Não se tome por performance vocal. A seu modo, esses grupos "fora dos muros" fazem ciência – ciência de convivência, do aprendizado, da não violência. Pode-se dizer, sem medo, que aqueles que os observam podem beber nesses conhecimentos e oferecê-los à sociedade, de forma sistematizada, como se diz na academia, constituindo uma espécie de "ciência da paz".

Há exemplos. O coronel Roberson Bondaruk, da Polícia Militar do Paraná, mostrou com A prevenção do crime através do desenho urbano e Design contra o crime, dois de seus livros mais festejados, que o combate à violência passa, ora, por muros baixos – que permitem que as casas sejam cuidadas –, relações de vizinhança, designs adequados e, como não, cidades bonitas, que convidem a ficar no sol e no sereno.

Além de funcionar como "dicas" de sobrevivência na selva urbana, esses saberes têm um efeito colateral. Nascidos da observação da chamada polícia comunitária, da qual se ocupa Bondaruk, mas também da experiência de comunidades, tendem a mexer nos estilos de vida. Em vez de ensinar a alugar cercas elétricas, ensinam que as trocas no quarteirão garantem proteção, prazer e sentido do "bem viver".

Reduzido ao slogan comercial "qualidade de vida", o bem viver parece pouco. Mas pensado como categoria filosófica, à moda do que cravou Gaston Bachelard, o bem viver é acima de tudo o bem falar.

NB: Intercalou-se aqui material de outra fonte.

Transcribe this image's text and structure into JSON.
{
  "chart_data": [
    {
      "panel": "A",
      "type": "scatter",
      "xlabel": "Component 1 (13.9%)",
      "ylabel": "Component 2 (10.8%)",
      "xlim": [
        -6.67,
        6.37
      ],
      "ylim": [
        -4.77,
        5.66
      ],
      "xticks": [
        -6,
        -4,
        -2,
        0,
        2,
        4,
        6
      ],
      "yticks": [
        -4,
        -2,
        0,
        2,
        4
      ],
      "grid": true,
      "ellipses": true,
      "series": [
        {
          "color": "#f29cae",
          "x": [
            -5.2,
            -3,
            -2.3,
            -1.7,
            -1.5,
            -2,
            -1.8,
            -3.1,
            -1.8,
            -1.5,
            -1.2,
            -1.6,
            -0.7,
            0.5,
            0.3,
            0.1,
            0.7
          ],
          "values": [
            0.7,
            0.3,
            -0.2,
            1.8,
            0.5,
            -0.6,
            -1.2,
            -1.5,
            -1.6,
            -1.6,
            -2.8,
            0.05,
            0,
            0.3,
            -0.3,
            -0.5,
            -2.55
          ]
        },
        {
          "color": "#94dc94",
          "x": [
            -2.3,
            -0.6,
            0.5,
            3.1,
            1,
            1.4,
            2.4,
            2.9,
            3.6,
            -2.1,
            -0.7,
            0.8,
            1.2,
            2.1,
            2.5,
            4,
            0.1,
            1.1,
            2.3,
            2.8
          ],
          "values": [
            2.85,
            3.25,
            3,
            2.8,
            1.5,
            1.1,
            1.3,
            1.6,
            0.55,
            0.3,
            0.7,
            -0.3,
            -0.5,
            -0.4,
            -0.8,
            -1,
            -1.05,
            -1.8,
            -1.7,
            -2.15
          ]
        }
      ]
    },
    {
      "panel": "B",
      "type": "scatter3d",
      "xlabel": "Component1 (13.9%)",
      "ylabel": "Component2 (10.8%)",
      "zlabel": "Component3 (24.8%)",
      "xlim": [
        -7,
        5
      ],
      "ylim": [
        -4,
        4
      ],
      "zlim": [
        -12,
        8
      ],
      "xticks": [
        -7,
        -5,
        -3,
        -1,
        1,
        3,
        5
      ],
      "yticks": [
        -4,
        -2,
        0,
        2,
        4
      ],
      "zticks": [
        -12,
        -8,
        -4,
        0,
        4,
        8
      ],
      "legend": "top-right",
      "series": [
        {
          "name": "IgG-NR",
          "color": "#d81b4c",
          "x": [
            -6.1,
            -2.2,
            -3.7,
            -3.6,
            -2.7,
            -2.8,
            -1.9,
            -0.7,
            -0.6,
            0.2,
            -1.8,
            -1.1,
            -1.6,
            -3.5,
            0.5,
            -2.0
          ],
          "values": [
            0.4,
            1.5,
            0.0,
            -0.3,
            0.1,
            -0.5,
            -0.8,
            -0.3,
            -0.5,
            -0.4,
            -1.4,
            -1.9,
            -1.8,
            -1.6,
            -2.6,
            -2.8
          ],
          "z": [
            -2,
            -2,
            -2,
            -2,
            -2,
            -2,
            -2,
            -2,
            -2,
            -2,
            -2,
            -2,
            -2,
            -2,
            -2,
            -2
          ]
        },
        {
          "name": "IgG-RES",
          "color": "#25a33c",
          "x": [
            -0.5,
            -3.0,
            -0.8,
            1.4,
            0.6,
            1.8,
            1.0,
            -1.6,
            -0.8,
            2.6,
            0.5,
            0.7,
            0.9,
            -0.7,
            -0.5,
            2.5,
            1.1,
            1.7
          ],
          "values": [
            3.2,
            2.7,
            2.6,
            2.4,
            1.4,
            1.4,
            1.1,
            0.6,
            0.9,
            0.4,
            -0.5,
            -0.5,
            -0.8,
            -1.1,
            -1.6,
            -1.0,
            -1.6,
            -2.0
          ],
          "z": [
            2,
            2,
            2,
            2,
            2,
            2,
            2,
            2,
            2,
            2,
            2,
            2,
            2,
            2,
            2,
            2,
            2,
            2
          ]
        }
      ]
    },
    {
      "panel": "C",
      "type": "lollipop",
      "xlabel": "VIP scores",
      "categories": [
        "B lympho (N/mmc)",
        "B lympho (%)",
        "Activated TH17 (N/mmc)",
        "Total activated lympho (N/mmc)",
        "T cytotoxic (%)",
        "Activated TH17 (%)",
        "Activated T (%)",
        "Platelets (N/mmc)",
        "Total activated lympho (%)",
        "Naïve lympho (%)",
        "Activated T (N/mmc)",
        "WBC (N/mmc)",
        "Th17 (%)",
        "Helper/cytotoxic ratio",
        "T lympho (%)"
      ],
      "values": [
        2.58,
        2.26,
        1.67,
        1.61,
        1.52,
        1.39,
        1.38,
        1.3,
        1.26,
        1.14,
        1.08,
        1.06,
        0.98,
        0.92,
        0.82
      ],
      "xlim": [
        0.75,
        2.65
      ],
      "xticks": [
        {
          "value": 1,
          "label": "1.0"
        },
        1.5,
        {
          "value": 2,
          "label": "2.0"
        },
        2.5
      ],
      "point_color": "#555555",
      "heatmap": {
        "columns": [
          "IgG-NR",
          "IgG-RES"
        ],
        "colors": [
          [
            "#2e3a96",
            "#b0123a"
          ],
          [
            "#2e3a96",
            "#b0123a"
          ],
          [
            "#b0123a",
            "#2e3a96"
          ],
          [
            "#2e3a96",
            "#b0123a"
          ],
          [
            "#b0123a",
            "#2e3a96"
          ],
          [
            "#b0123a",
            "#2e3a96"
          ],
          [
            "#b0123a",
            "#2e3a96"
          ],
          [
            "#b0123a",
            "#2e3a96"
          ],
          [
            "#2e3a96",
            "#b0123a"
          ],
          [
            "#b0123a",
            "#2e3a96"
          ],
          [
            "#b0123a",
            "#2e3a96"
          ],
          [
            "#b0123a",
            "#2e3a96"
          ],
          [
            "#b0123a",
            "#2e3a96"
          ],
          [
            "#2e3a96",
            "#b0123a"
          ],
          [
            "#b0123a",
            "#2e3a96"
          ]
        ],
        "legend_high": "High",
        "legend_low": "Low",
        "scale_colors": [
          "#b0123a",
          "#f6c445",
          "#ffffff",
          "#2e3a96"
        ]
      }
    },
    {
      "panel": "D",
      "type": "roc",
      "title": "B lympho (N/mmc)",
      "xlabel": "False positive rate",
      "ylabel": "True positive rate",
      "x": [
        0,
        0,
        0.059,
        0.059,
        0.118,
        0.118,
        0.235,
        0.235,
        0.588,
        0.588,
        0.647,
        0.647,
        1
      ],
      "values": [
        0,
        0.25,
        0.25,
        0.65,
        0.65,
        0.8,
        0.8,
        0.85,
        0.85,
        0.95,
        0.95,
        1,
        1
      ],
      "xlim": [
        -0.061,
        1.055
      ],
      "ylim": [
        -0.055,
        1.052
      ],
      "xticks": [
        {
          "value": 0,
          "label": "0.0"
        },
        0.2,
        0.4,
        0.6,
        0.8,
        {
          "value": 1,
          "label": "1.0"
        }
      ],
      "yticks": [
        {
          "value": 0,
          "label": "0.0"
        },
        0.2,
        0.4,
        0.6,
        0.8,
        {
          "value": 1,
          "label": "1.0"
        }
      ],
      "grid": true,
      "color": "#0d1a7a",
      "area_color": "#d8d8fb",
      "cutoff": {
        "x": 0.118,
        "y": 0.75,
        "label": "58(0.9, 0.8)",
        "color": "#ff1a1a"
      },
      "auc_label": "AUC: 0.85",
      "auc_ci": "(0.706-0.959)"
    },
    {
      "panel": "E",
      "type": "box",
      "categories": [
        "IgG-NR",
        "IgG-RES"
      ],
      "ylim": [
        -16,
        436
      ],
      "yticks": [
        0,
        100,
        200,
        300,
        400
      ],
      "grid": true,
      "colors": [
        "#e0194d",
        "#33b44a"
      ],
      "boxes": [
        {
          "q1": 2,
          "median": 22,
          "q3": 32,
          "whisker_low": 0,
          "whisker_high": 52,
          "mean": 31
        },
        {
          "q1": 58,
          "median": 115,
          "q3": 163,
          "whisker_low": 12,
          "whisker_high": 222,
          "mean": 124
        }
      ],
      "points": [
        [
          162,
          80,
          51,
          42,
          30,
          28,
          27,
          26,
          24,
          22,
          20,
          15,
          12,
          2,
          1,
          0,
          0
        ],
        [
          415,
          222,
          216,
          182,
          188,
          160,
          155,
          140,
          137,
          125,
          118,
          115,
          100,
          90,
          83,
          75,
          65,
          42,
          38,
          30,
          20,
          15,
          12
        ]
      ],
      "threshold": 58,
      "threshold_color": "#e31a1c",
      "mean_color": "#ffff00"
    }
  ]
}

Os homens e mulheres que vivem juntos recobram o direito à palavra. É a derrubada do muro da cadeia. Simples como isso.

Ficção? É o que dizem os céticos quando se fala na ciência da violência. Depende – as formas como a violência se esvai soam mesmo ficcionais. Veja-se o caso da Colômbia: ciclovias, bibliotecas, união das polícias... Funciona. E se deve dizer que a realidade teria um peso insuportável sem essas pequenas fantasias. Restaria a tragédia estampada no noticiário policial.

Deve-se considerar também que a ideologia do medo rejeita as possibilidades da paz. O medo, diz o pesquisador Adauto Novaes – se impõe para conter a desobediência civil. Alimentá-lo é tarefa para tiranos. Esse assunto é espinhoso, claro. A criminalidade nos soa de tal forma brutal que a simples menção a que "talvez não seja tanto", ou que "os olhos estão míopes", faz com que as pedras sejam jogadas. Considerá-la como produto, logo manipulável, contudo, é, para quem o desejar, uma fantasia boa. Ajuda a entender que a violência pode sucumbir a uma boa política. Porque a má, já conhecemos, é a que vive do silêncio e do pânico.

Do contrário, vamos continuar a nos ver como inimigos, cada vez mais dependentes de tecnologias de proteção, garantias apenas das posses e dos confortos. Tudo se converte em couraça – do celular a qualquer nova traquitana eletrônica que possa informar com quem e como estamos. A vitória da tecnocracia é a derrota da humanidade – e são muitos a nos alertar sobre isso. O mestre no assunto Jean Delumeau [autor de História do medo no Ocidente], por exemplo.

Para Delumeau, a violência abalou a afetividade, as paixões, gerando uma "economia psíquica", na qual somos dirigidos por forças invisíveis. Da "arte pela arte" do século 20 saltamos ao "medo pelo medo". É a violência como sistema. Sem cara. Ou lidamos com isso ou seremos enquadrados e avaliados, à maneira do que faz um setor de recursos humanos, a nos premiar pela competência com que tememos mais e melhor. É escravidão. As pequenas receitas antiviolência – caseiras ou científicas – estão aí para nos ensinar a dizer "não". Como diz Bondaruk – uma cidade mais bonita já é um bom começo.